Lebih menarik lagi, United merupakan lawan yang paling sering dibobol Gross sepanjang kariernya. Ia sudah mencetak tujuh gol menghadapi Setan Merah. Artinya, Gross bukan sekadar gelandang kreatif. Ia memiliki pengalaman menemukan ruang yang tepat ketika menghadapi United.
5. Brighton vs lini belakang United yang belum solid
Inilah duel paling menentukan. Brighton sudah mencetak 13 gol dalam empat pertandingan liga. United justru belum mampu menjaga satu clean sheet. Matematika sederhana itu sudah cukup menjelaskan mengapa pertandingan ini berpotensi menjadi sulit bagi tuan rumah.
United membutuhkan pertandingan yang lebih terkendali. Brighton justru akan berusaha membuat pertandingan terbuka. Jika tempo menjadi tinggi, keunggulan Brighton dalam produktivitas bisa semakin terasa.
Berita tim Manchester United
Manchester United masih kehilangan Matthijs de Ligt, Manuel Ugarte, Amad Diallo, Tom Heaton, dan Carlos Baleba karena cedera.
Luke Shaw masih harus menjalani pemeriksaan kebugaran menjelang pertandingan. Jika Shaw belum siap, Dorgu berpeluang kembali menjadi bek kiri. Alternatif lainnya adalah menempatkan Dorgu lebih tinggi dan memainkan Noussair Mazraoui di sisi kiri pertahanan.
Carrick juga diperkirakan melakukan rotasi. Andrey Santos berpeluang kembali ke lini tengah, sementara Benjamin Sesko bisa mendapat kesempatan sebagai starter menggantikan Cunha.
Perkiraan XI Manchester United: Lammens; Dalot, Maguire, Martinez, Mazraoui; Mainoo, Santos; Mbeumo, Fernandes, Dorgu; Sesko.
Berita tim Brighton
Brighton juga tidak datang dengan skuad lengkap. Yankuba Minteh, Kaoru Mitoma, Jack Hinshelwood, Zadok Yohanna, Mats Wieffer, Stefanos Tzimas, dan Evan Ferguson masih berada dalam daftar pemain yang mengalami masalah kebugaran.

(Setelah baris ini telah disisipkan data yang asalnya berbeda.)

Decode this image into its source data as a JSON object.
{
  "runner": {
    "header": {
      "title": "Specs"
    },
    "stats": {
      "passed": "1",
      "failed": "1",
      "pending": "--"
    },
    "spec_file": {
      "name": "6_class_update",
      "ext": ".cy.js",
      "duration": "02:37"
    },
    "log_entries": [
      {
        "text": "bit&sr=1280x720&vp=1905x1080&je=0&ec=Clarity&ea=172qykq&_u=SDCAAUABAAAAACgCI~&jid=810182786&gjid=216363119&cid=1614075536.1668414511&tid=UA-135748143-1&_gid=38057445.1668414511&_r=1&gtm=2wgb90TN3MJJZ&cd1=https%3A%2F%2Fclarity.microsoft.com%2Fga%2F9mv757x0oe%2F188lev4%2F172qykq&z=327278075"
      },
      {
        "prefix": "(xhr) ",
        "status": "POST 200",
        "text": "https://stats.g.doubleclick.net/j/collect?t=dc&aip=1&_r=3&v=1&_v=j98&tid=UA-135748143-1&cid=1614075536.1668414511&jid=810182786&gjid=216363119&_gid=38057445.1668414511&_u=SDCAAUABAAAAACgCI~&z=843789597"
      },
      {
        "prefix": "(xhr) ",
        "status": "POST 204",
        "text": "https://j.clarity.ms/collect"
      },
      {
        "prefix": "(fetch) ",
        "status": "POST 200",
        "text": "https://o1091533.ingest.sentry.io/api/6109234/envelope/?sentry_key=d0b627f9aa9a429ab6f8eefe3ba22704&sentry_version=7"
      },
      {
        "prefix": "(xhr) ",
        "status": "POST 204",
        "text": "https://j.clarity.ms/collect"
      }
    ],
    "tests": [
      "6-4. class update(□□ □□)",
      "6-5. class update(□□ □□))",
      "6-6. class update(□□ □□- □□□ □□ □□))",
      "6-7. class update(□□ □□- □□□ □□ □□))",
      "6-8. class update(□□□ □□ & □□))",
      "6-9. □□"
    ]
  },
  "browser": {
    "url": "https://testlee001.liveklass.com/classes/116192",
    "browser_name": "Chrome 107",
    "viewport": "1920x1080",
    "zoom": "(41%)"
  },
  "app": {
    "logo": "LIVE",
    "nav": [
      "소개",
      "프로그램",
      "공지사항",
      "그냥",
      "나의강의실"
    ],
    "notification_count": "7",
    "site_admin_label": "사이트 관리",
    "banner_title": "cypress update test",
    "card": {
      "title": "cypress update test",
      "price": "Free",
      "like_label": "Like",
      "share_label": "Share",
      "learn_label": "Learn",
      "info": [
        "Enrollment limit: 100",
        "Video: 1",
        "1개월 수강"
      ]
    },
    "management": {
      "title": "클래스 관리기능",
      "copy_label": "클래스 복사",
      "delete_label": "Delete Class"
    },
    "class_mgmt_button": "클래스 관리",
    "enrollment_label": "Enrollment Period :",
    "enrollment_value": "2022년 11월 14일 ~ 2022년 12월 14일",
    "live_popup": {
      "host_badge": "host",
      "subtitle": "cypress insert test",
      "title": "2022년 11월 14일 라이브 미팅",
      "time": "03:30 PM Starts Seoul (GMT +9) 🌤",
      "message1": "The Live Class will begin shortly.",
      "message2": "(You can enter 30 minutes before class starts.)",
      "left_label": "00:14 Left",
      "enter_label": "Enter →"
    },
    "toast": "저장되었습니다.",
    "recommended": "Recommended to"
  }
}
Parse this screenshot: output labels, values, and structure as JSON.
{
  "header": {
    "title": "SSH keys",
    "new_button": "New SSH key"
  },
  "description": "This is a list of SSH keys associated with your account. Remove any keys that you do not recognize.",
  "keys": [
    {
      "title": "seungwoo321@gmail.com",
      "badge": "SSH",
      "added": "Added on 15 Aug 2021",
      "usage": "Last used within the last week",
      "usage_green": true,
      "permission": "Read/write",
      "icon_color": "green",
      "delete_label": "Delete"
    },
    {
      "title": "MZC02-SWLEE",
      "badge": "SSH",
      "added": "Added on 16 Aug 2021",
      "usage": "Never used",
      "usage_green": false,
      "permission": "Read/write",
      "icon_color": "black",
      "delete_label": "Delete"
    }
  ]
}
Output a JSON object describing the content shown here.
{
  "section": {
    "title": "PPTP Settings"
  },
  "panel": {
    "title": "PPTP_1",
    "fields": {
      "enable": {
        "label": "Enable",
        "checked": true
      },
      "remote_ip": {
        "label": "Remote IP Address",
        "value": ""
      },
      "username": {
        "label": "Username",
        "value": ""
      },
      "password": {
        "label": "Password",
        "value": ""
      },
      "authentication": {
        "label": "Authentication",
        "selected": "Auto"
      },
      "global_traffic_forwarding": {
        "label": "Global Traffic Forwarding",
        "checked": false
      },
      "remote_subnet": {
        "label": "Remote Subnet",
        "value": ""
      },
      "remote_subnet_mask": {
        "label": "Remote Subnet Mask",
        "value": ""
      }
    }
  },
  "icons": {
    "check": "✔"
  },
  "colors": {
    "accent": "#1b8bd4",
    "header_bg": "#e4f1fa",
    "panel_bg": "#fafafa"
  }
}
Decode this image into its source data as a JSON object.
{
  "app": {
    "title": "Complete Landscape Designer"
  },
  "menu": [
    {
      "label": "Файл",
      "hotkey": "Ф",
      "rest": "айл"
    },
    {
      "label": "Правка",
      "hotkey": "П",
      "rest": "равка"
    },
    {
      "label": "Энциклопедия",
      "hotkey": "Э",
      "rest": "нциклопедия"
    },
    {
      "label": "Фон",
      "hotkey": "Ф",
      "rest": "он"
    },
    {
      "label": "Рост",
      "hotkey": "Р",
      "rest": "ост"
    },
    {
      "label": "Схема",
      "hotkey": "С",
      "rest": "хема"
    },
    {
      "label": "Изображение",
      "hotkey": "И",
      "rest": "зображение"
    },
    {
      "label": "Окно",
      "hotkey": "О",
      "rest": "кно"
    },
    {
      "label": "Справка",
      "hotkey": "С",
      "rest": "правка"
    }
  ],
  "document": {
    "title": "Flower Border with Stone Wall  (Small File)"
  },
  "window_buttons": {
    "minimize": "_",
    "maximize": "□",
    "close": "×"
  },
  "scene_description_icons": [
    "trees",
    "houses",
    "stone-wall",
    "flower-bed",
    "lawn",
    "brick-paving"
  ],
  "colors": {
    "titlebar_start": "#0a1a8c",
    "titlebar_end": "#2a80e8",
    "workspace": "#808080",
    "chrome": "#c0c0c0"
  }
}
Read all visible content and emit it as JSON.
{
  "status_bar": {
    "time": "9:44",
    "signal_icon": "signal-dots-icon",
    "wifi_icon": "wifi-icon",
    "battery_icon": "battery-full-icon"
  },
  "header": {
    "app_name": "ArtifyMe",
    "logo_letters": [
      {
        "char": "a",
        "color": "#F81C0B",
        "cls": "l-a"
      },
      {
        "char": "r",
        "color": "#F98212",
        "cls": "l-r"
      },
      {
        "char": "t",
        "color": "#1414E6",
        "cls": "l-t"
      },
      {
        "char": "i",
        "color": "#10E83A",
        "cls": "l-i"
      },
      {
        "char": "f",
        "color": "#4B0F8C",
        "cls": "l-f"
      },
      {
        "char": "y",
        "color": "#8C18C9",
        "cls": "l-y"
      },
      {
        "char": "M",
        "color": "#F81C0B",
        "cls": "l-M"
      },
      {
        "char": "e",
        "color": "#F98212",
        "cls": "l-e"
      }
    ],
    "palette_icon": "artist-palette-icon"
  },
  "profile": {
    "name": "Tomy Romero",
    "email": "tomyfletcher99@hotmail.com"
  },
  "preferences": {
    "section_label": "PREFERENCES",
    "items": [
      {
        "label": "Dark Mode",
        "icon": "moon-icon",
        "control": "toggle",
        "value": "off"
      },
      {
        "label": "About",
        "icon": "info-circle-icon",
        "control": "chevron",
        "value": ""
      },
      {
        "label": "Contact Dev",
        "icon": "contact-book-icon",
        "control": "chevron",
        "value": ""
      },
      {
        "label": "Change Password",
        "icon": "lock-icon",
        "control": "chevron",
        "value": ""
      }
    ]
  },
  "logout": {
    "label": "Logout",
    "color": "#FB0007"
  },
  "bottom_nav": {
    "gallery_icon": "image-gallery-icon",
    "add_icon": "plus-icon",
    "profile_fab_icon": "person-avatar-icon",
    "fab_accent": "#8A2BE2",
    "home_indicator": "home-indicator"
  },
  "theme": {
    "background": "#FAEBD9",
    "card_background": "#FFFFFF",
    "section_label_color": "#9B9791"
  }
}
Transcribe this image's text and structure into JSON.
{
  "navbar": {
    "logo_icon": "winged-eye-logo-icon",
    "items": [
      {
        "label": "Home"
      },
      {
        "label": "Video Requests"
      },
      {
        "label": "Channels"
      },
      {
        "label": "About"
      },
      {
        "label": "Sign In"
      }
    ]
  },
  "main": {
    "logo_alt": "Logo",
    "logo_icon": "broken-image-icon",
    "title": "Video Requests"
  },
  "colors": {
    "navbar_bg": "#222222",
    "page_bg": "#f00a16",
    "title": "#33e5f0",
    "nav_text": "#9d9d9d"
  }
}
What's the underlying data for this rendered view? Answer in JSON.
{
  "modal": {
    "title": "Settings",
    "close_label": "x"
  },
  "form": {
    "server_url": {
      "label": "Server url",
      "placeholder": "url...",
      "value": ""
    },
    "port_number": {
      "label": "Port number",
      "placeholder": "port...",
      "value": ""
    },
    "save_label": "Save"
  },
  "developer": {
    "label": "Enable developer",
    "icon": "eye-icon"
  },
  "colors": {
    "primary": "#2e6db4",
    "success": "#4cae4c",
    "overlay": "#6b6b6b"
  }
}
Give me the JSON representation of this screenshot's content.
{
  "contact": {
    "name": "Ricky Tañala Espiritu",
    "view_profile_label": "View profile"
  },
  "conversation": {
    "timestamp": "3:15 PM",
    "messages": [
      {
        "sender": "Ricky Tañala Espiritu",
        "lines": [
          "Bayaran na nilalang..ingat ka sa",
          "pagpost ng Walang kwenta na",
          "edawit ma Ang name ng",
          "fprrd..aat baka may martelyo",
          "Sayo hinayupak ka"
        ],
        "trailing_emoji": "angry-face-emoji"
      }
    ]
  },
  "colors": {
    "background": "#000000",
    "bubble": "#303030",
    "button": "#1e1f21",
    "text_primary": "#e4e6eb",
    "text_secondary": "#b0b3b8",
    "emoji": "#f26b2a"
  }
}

Georginio Rutter, Femi Azeez, dan Michael Svoboda juga absen ketika menghadapi Coventry sehingga keputusan mengenai keterlibatan mereka akan dilakukan menjelang pertandingan.
Hurzeler memiliki sejumlah pilihan untuk melakukan rotasi. Chema Andres dan Matt O'Riley berpeluang mendapat tempat sejak awal. Pascal Gross kemungkinan tetap menjadi salah satu pemain penting setelah tampil luar biasa ketika menghadapi Coventry.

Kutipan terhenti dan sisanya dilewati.